Desafios presentes e necessidades de investigação
Por tudo acima assinalado, seria ingênuo pensar que o controle da DCH está
terminado no Brasil, em vista dos bons indicadores hoje conhecidos. Também não
se pode esperar que a necessária vigilância se estabeleça em geração
espontânea, ao largo da implantação do SUS e dos intermináveis decretos de
Brasília, cada vez mais burocráticos e menos participativos. No presente, a
situação confortável da baixa transmissão poderá resultar, a curto-médio prazo,
numa progressiva perda da vontade política e da competência técnica para o
controle da esquizotripanose. Provavelmente, uma eventual recrudescência do
problema se dará de forma lenta e progressiva, exatamente nos bolsões de
pobreza e nas regiões politicamente menos representativas, e, também, de acordo
com as densidades e a capacidade de domiciliação dos triatomíneos locais.

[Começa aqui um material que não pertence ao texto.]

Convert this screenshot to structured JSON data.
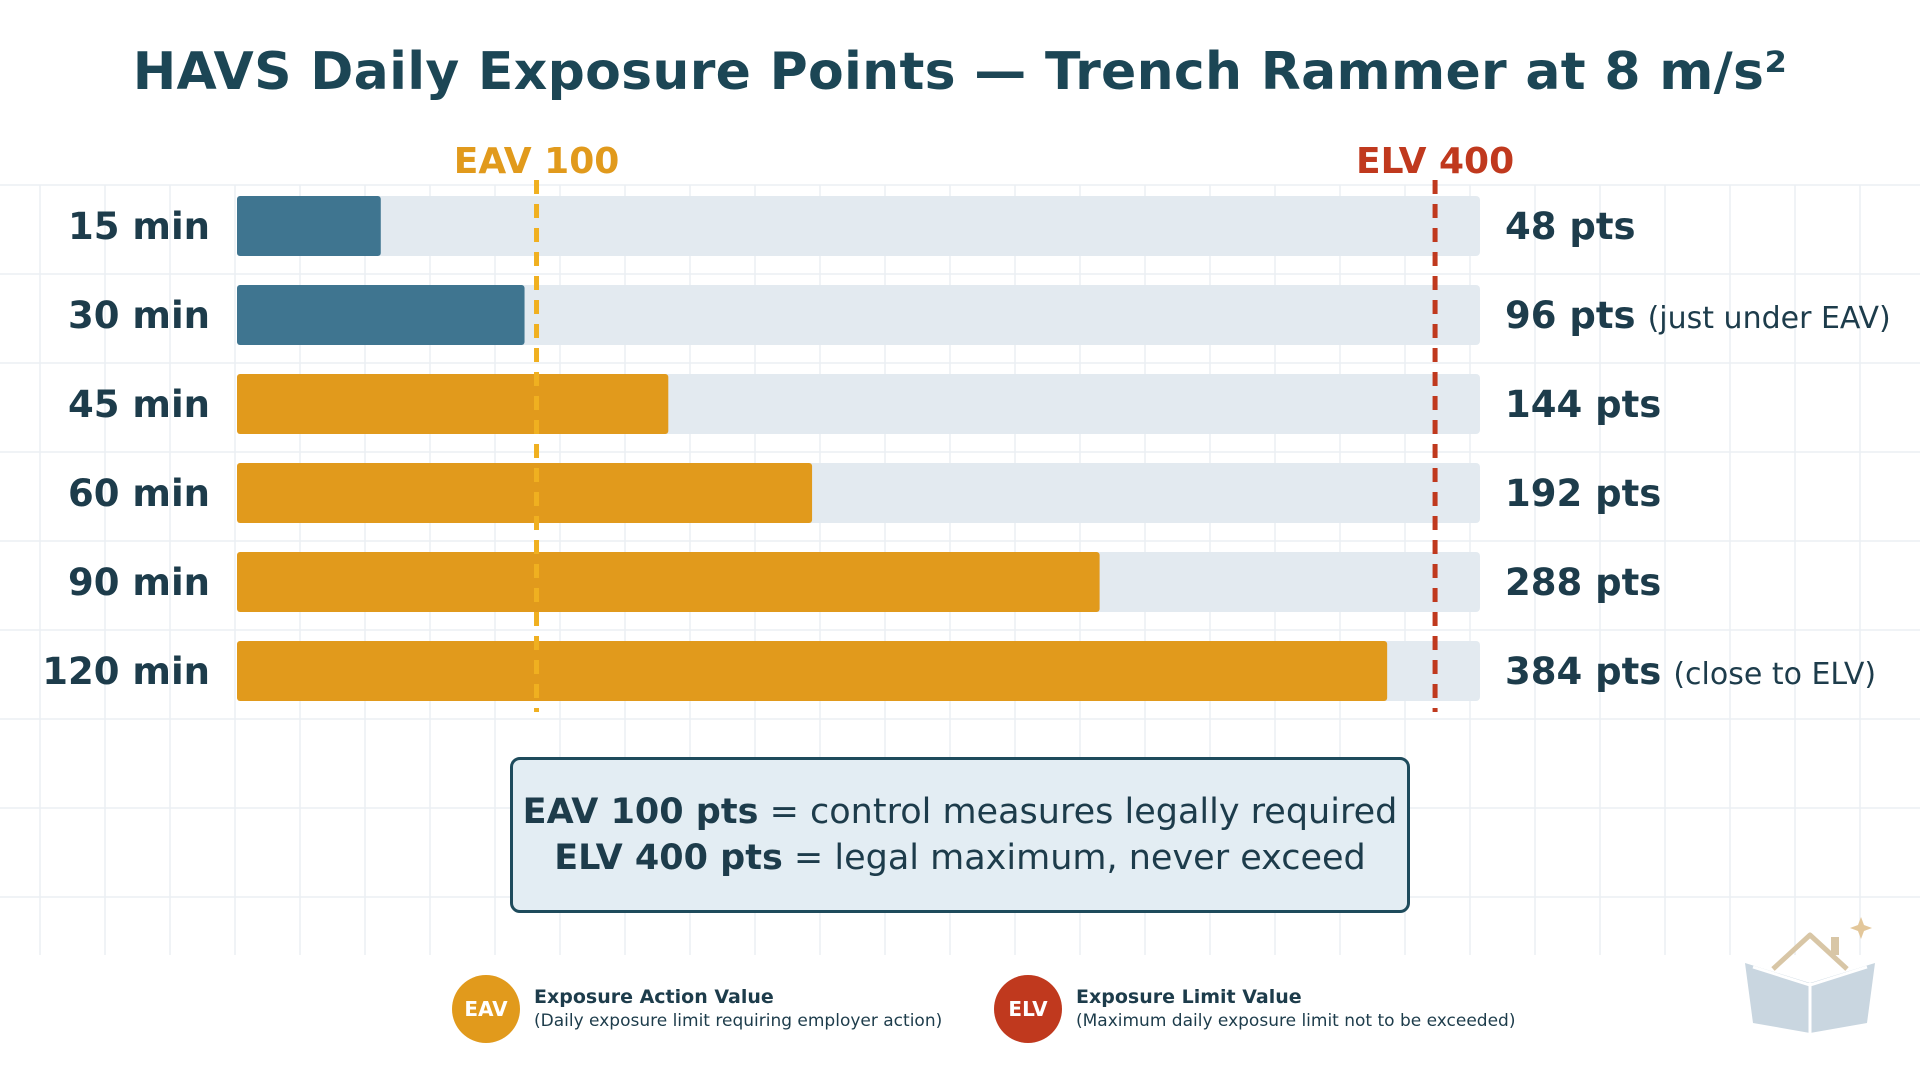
{
  "title": "HAVS Daily Exposure Points — Trench Rammer at 8 m/s²",
  "chart_data": {
    "type": "bar",
    "orientation": "horizontal",
    "title": "HAVS Daily Exposure Points — Trench Rammer at 8 m/s²",
    "categories": [
      "15 min",
      "30 min",
      "45 min",
      "60 min",
      "90 min",
      "120 min"
    ],
    "values": [
      48,
      96,
      144,
      192,
      288,
      384
    ],
    "value_labels": [
      "48 pts",
      "96 pts",
      "144 pts",
      "192 pts",
      "288 pts",
      "384 pts"
    ],
    "value_notes": [
      "",
      "(just under EAV)",
      "",
      "",
      "",
      "(close to ELV)"
    ],
    "xlim": [
      0,
      415
    ],
    "reference_lines": [
      {
        "label": "EAV 100",
        "value": 100,
        "color": "#f0b020",
        "style": "dashed"
      },
      {
        "label": "ELV 400",
        "value": 400,
        "color": "#c0391e",
        "style": "dashed"
      }
    ],
    "colors": {
      "below_eav": "#3f7590",
      "above_eav": "#e19a1c",
      "track": "#e3eaf0"
    },
    "grid": true
  },
  "info_box": {
    "line1_bold": "EAV 100 pts",
    "line1_rest": " = control measures legally required",
    "line2_bold": "ELV 400 pts",
    "line2_rest": " = legal maximum, never exceed"
  },
  "legend": [
    {
      "badge": "EAV",
      "title": "Exposure Action Value",
      "subtitle": "(Daily exposure limit requiring employer action)",
      "color": "#e19a1c"
    },
    {
      "badge": "ELV",
      "title": "Exposure Limit Value",
      "subtitle": "(Maximum daily exposure limit not to be exceeded)",
      "color": "#c0391e"
    }
  ],
  "logo_icon": "open-book-house-icon"
}
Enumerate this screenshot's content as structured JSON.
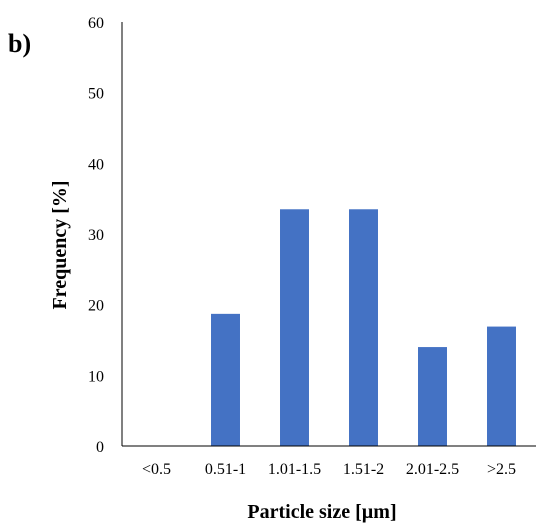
{
  "panel_label": "b)",
  "chart_data": {
    "type": "bar",
    "categories": [
      "<0.5",
      "0.51-1",
      "1.01-1.5",
      "1.51-2",
      "2.01-2.5",
      ">2.5"
    ],
    "values": [
      0,
      18.7,
      33.5,
      33.5,
      14.0,
      16.9
    ],
    "xlabel": "Particle size [µm]",
    "ylabel": "Frequency [%]",
    "ylim": [
      0,
      60
    ],
    "yticks": [
      "0",
      "10",
      "20",
      "30",
      "40",
      "50",
      "60"
    ],
    "bar_color": "#4472C4",
    "grid": false,
    "legend": "none"
  }
}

Fatores de conforto e tranqüilidade para os centros de decisão correspondem à
evolução lenta da doença, à lenta recuperação das populações dos triatomíneos
domiciliados, ao progressivo esvaziamento das populações rurais e,
naturalmente, à anomia (invisibilidade) das populações chagásicas, em geral
(Dias, 1988; Briceño-León, 1993). Há riscos concretos de uma recuperação do
triatomismo domiciliar nessas áreas mais deprimidas, se não se consolida uma VE
minimamente atuante, assim como em áreas novas, de colonização recente, como a
Amazônia, a partir de migrações humanas e de focos naturais (Forattini, 1980;
Schofield, 1994; Diotaiuti et al., 1995; Dias & Coura, 1997). Esses riscos
são, em parte, diminuídos pelo próprio processo de adaptação dos triatomíneos à
vivenda humana, que é lento e requer simplificações genéticas, biomorfológicas
e de comportamento (Schofield, 1999). Os principais horizontes e necessidades
da VE na luta antivetorial são o envolvimento sustentado da população, um
melhor componente educativo nos programas, a luta no peridomicílio, a captura
de triatomíneos em baixas densidades e a questão da domiciliação de espécies
silvestres e ubiqüistas. No campo da transmissão transfusional, o panorama no
Brasil e em vários países é mais otimista, em relação à atual tendência de
aumento de cobertura nos bancos oficiais e privados. Porém, alguns
aprimoramentos técnicos são ainda oportunos, especialmente quanto à
simplificação de uma boa sorologia para serviços menores, ao melhoramento da
quimioprofilaxia e à melhor indicação médica da hemoterapia (Schmunis, 1997).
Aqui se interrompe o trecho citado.